Angenommen, ein Unternehmen möchte sein Working Capital Management verbessern, indem es die Effizienz seines Umlaufvermögens und seiner Zahlungszyklen optimiert. So könnten folgende Kennzahlen betrachtet werden:

  • Net Working Capital (NWC): 500.000 Euro.
  • Days Inventory Outstanding (DIO): 40 Tage
  • Days Sales Outstanding (DSO): 70 Tage
  • Days Payables Outstanding (DPO): 30 Tage

Die Kennzahl DIO zeigt, dass der durchschnittliche Lagerbestand etwa 40 Tage benötigt, um sich umzudrehen und in Umsatz umgewandelt zu werden. Es dauert im Schnitt 70 Tage, bis ausstehende Forderungen von Kunden eingezogen werden (vgl. DSO). Und nach etwa 30 Tagen begleicht das Unternehmen seine Lieferantenverbindlichkeiten.

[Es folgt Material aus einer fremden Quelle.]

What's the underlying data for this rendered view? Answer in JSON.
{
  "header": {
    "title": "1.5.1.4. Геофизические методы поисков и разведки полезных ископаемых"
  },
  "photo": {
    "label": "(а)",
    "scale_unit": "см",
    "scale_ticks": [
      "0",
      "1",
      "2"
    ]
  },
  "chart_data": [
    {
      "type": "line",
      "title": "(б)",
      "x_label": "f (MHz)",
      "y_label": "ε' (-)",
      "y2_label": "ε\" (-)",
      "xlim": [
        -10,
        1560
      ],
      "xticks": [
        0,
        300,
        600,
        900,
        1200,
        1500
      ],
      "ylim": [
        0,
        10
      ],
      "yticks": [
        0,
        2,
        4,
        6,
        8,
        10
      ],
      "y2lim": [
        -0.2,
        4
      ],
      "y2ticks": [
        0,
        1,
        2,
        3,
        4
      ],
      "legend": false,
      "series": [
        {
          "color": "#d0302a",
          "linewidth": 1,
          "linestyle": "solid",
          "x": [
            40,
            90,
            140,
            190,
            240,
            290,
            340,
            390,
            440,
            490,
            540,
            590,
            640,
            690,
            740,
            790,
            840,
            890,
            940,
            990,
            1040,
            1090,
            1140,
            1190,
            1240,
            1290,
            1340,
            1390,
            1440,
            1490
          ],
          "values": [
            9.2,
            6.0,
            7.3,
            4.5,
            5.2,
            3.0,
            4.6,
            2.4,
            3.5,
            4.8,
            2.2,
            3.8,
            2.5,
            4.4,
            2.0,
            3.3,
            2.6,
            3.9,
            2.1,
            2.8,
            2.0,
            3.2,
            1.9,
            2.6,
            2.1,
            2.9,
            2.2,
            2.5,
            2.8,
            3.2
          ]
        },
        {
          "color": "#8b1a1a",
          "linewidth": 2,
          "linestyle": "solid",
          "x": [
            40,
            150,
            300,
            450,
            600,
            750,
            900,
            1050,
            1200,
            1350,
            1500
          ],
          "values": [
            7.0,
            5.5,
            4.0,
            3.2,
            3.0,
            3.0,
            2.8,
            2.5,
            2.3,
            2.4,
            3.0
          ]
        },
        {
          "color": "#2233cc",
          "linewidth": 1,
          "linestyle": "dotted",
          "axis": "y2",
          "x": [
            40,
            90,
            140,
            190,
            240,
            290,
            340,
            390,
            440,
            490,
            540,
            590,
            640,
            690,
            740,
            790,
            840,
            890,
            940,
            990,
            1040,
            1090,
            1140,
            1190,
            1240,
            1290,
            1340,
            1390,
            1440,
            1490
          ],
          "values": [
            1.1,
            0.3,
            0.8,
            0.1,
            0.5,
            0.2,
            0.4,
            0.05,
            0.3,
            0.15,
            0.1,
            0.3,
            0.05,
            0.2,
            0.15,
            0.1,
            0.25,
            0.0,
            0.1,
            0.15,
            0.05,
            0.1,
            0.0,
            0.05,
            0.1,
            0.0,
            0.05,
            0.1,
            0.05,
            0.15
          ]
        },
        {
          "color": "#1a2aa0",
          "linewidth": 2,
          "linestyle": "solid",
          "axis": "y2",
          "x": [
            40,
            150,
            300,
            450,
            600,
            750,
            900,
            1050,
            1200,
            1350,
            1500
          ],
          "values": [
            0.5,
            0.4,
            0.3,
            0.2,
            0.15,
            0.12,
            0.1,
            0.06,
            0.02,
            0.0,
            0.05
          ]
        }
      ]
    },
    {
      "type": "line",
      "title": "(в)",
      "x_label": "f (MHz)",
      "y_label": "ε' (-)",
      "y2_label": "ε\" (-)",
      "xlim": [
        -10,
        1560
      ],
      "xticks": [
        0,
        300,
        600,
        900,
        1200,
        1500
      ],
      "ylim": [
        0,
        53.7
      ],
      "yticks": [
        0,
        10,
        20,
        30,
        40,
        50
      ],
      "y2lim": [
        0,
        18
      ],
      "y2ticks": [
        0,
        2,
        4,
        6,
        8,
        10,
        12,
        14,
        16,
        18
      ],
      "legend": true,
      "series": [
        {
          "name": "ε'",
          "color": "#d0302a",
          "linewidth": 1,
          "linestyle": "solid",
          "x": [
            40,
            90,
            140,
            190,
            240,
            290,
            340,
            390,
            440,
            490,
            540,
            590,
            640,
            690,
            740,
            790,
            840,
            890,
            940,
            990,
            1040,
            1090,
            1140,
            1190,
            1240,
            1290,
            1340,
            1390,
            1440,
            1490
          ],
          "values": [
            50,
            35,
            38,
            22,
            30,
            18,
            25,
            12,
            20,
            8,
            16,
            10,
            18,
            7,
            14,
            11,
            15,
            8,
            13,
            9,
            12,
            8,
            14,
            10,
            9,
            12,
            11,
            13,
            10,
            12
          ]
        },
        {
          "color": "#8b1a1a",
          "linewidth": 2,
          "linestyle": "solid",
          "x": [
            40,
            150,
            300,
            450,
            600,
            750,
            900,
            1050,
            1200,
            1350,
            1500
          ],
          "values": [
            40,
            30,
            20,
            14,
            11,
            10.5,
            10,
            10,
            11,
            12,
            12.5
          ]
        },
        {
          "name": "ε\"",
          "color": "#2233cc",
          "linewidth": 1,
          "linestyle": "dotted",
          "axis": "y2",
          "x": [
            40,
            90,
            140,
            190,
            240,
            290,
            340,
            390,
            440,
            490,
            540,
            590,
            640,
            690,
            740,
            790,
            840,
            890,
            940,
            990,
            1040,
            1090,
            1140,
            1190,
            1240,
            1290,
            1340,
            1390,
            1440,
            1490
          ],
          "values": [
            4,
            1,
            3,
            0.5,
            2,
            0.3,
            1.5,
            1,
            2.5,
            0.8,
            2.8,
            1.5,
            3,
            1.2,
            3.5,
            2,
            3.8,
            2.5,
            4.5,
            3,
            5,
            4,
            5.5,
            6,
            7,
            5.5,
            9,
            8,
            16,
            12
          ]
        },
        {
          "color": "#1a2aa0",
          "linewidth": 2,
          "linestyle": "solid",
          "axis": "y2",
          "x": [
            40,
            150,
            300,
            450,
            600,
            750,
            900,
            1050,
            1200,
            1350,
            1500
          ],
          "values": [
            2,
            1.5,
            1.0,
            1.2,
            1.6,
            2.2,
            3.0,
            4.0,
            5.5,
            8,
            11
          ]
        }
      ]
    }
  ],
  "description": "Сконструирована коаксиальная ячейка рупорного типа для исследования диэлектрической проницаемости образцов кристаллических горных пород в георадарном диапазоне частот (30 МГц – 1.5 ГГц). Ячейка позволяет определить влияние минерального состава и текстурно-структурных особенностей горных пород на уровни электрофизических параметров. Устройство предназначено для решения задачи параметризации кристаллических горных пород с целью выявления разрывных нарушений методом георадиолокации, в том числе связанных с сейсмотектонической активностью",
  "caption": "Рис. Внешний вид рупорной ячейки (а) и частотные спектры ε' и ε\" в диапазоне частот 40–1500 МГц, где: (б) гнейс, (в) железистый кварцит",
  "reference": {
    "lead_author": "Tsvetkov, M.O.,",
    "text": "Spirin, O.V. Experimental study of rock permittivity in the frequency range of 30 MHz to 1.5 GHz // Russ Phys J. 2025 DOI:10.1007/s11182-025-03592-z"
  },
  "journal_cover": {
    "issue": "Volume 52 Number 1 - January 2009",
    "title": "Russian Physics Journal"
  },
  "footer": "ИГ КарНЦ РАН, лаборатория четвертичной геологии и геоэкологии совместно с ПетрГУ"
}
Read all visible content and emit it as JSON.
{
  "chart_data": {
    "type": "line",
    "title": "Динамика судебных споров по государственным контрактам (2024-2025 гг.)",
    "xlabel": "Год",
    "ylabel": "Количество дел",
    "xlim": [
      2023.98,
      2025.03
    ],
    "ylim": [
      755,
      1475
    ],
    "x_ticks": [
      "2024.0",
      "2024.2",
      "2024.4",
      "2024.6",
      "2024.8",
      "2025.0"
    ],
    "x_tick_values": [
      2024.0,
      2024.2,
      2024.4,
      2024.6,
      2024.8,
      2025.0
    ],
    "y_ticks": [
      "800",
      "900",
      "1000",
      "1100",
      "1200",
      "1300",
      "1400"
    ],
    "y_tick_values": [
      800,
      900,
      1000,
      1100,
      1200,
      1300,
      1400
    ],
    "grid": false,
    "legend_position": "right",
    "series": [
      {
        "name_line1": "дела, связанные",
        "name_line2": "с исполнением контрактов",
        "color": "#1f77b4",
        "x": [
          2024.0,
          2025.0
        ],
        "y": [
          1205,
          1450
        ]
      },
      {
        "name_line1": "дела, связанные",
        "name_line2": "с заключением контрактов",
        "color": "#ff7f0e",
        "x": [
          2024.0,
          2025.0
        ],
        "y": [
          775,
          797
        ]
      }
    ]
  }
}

Das Unternehmen könnte prüfen, ob es durch Reduzierung der Lagerbestände oder Beschleunigung des Forderungseinzugs das NWC verbessern könnte. Zudem könnte analysiert werden, wie die Zahlungsfristen für die Lieferantenrechnungen geregelt sind. Könnten die Zahlungen noch etwas aufgeschoben werden? Doch Achtung: Diese Maßnahmen sollten nicht auf Kosten der Lieferantenbeziehungen geschehen.

Negatives Working Capital optimieren: Maßnahmen ergreifen

Und was passiert, wenn das Net Working Capital negativ ist? Das ist ein Indiz für einen Liquiditätsengpass. Das Working Capital Management muss schnell tätig werden: Die Lagerbestände müssen schnellstmöglich geprüft und optimiert werden. Zudem sollte das Working Capital Management unter anderem folgende Ansatzpunkte prüfen:

  • Können Lieferantenkredite mit längeren Zahlungszielen vereinbart werden? Das Unternehmen bezahlt seine Rechnungen sehr schnell, wartet auf Zahlungseingänge jedoch im Schnitt 70 Tage.
  • Sind Forderungen offen und überfällig? Dann ist das Mahnwesen schnellstmöglich gefragt.
  • Könnten Zahlungsbedingungen für künftig Forderungen angepasst werden, um schnellere Zahlungseingänge zu realisieren? Wie würden sich beispielsweise kürzere Zahlungsfristen oder die Gewährung von Skonto bei früher Bezahlung auf die Liquiditätsplanung auswirken?